A few years ago, my dad and stepmom moved to the countryside of rural South Carolina to live in her childhood home. They went to care for her aging father, who has since passed away. Our family loves to visit and drive their golf cart and ATV beneath the trees and over the fields of the property. They live on several acres, home to an assortment of animals ranging from cats and dogs to horses, goats, and donkeys. While most of us choose our pets, they were once favored by a fascinating creature who, eventually, chose them.
My dad is something of an animal whisperer, but no one could get close to the wary, street-smart black cat who visited their property looking for food. His battle-scarred body bore evidence of a hard life and the effort it took to survive without an owner. He ate what was left out for him but wanted nothing to do with those who placed it there.
His trust issues probably stemmed from a life in which he’d received little kindness, much less affection.
You can only imagine my dad and stepmom’s surprise the day they looked outside and saw our youngest daughter sitting on their back steps holding that big black cat and scratching him behind the ears. How did she charm this animal who didn’t want anything to do with anybody?
She meowed at him.
That one word — one sound — crumbled the protective fortress around his feline heart. She bridged the gap when she spoke his language. From that day forward, Lamont, as my dad named him, was a lover not a fighter. He no longer feared people but learned to trust them. I remember the weight of him curled against me while I sat on the porch, his purr a rhythmic motor rumbling deep inside him.

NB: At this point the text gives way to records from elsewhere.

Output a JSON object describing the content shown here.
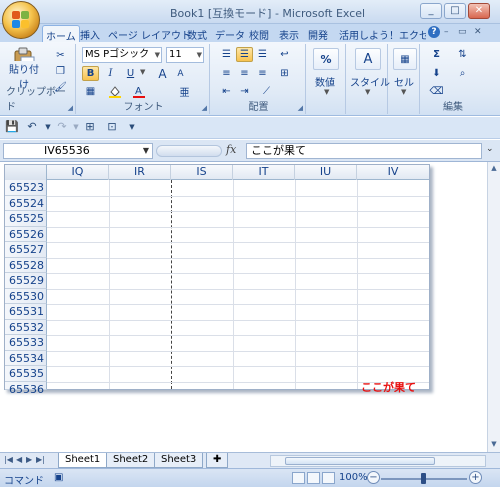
{
  "window": {
    "title": "Book1  [互換モード] - Microsoft Excel",
    "min_label": "_",
    "max_label": "□",
    "close_label": "✕"
  },
  "ribbon_tabs": [
    "ホーム",
    "挿入",
    "ページ レイアウト",
    "数式",
    "データ",
    "校閲",
    "表示",
    "開発",
    "活用しよう！エクセル"
  ],
  "ribbon": {
    "clipboard": {
      "paste_label": "貼り付け",
      "group_label": "クリップボード"
    },
    "font": {
      "font_name": "MS Pゴシック",
      "font_size": "11",
      "bold": "B",
      "italic": "I",
      "underline": "U",
      "grow": "A",
      "shrink": "A",
      "group_label": "フォント"
    },
    "alignment": {
      "group_label": "配置"
    },
    "number": {
      "label": "数値",
      "symbol": "%"
    },
    "styles": {
      "label": "スタイル"
    },
    "cells": {
      "label": "セル"
    },
    "editing": {
      "sigma": "Σ",
      "group_label": "編集"
    }
  },
  "formula_bar": {
    "name_box": "IV65536",
    "fx": "fx",
    "formula": "ここが果て"
  },
  "grid": {
    "columns": [
      "IQ",
      "IR",
      "IS",
      "IT",
      "IU",
      "IV"
    ],
    "rows": [
      "65523",
      "65524",
      "65525",
      "65526",
      "65527",
      "65528",
      "65529",
      "65530",
      "65531",
      "65532",
      "65533",
      "65534",
      "65535",
      "65536"
    ],
    "cell_text": "ここが果て"
  },
  "sheet_tabs": [
    "Sheet1",
    "Sheet2",
    "Sheet3"
  ],
  "status": {
    "mode": "コマンド",
    "zoom": "100%"
  },
  "colors": {
    "accent": "#15428b",
    "cell_text": "#e81010",
    "ribbon_bg": "#dfe9f5"
  }
}
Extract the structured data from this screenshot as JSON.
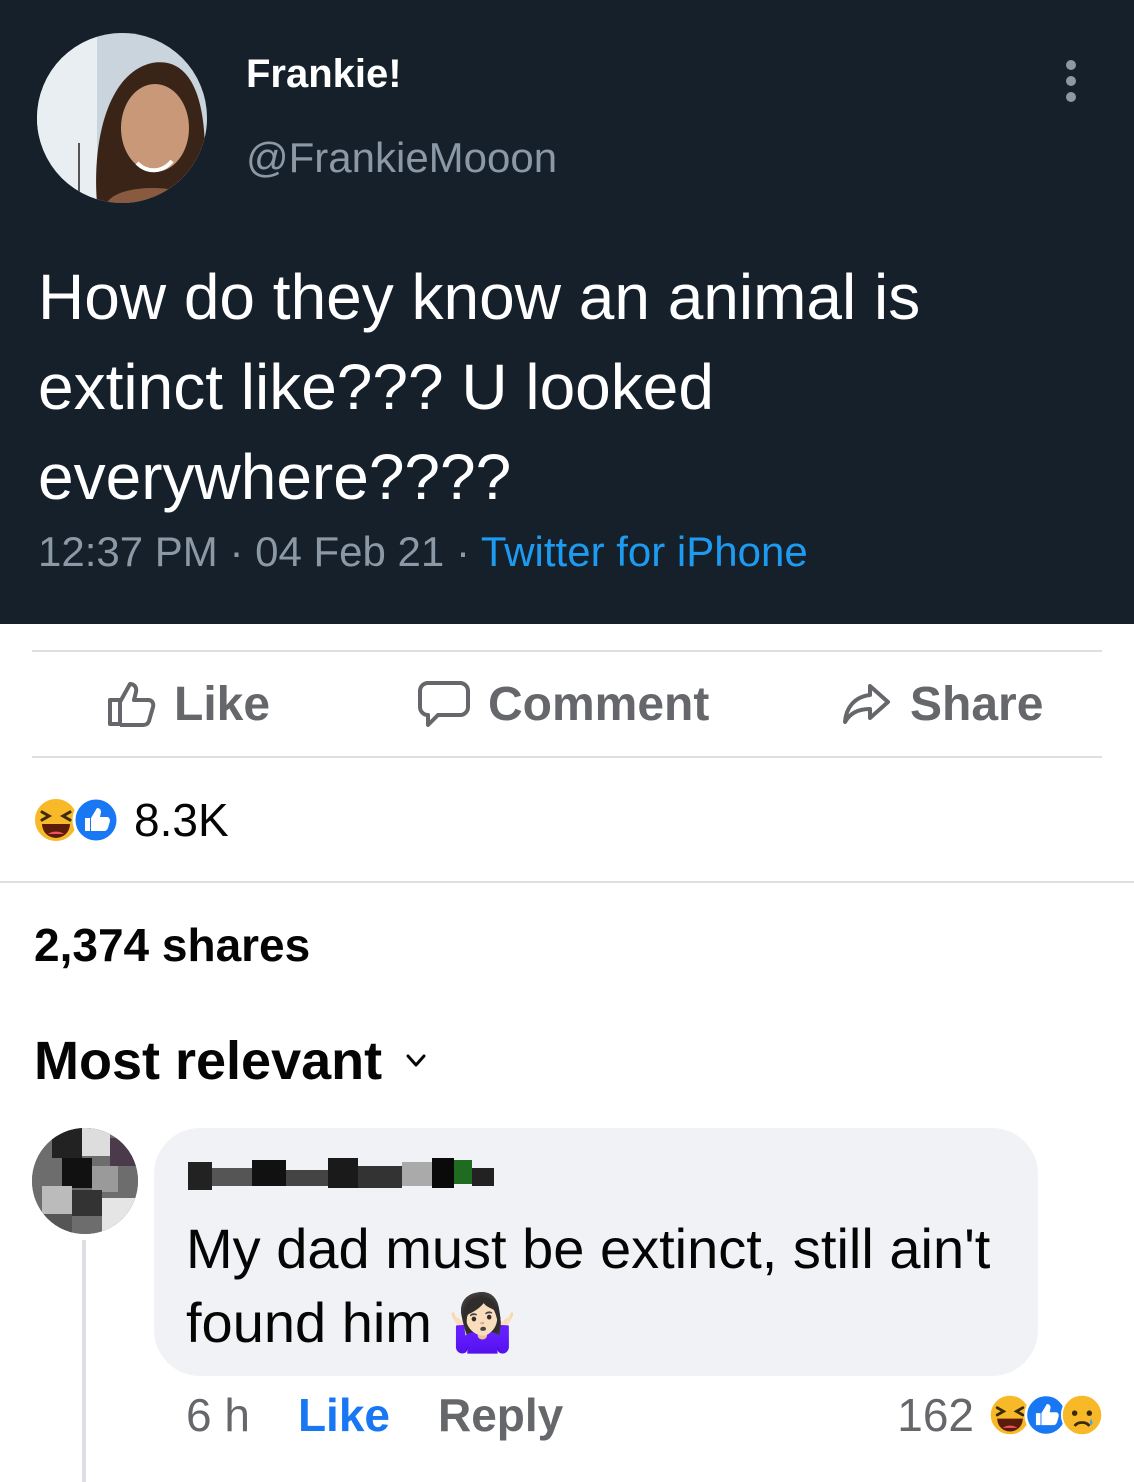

Like Lamont, we all yearn for affection and connection, but trust doesn’t come cheap. If we’ve been burned by past relationships, we learn to build walls or make excuses to shield ourselves from the rejection we fear.
Do you ever feel like a stranger, tolerated by the world you live in but never really fitting in? You are not alone. A friend’s daughter recently left home for the first time to begin college. She dove in and adapted to the college scene, but now she’s hit a snag and suddenly wonders where her people are. Do you wonder where your people are? Do you wonder if you belong? Do you sometimes feel there’s no one to talk to?
Sometimes it’s hard to imagine a perfect, holy Jesus sharing our experiences, but this is not one of them. I can’t imagine anyone feeling more alone, more isolated, or more like they didn’t belong among those around them than Jesus. He was a sinless man surrounded by sinners; they must have felt self-conscious around Him. His parents would have marveled at Him. His siblings surely resented their perfect brother. He never encountered a person to whom He could relate.
As Jesus approached the pain and humiliation of the cross in obedience, even those closest to Him didn’t understand what lay ahead. He endured the greatest loneliness anyone will ever know when He shouldered the burden of our sins as His Father turned His back and left Him to die alone. Isaiah 53, an Old Testament prophecy of the coming Messiah, foretells, “He is despised and rejected of men; a man of sorrows, and acquainted with grief” (Isaiah 53:3 KJV).
Because Jesus Christ experienced loneliness and grief, He can relate to ours. He is a high priest who understands and sympathizes with our weaknesses (Hebrews 4:15 CSB). The friendship and connection you seek can be found in Him. He is always accessible and never too busy for you. Your seat at His table is secure.
If you find yourself alone today, scared, scarred, and afraid to trust, call out His name. He speaks your language and offers the comfort your soul seeks.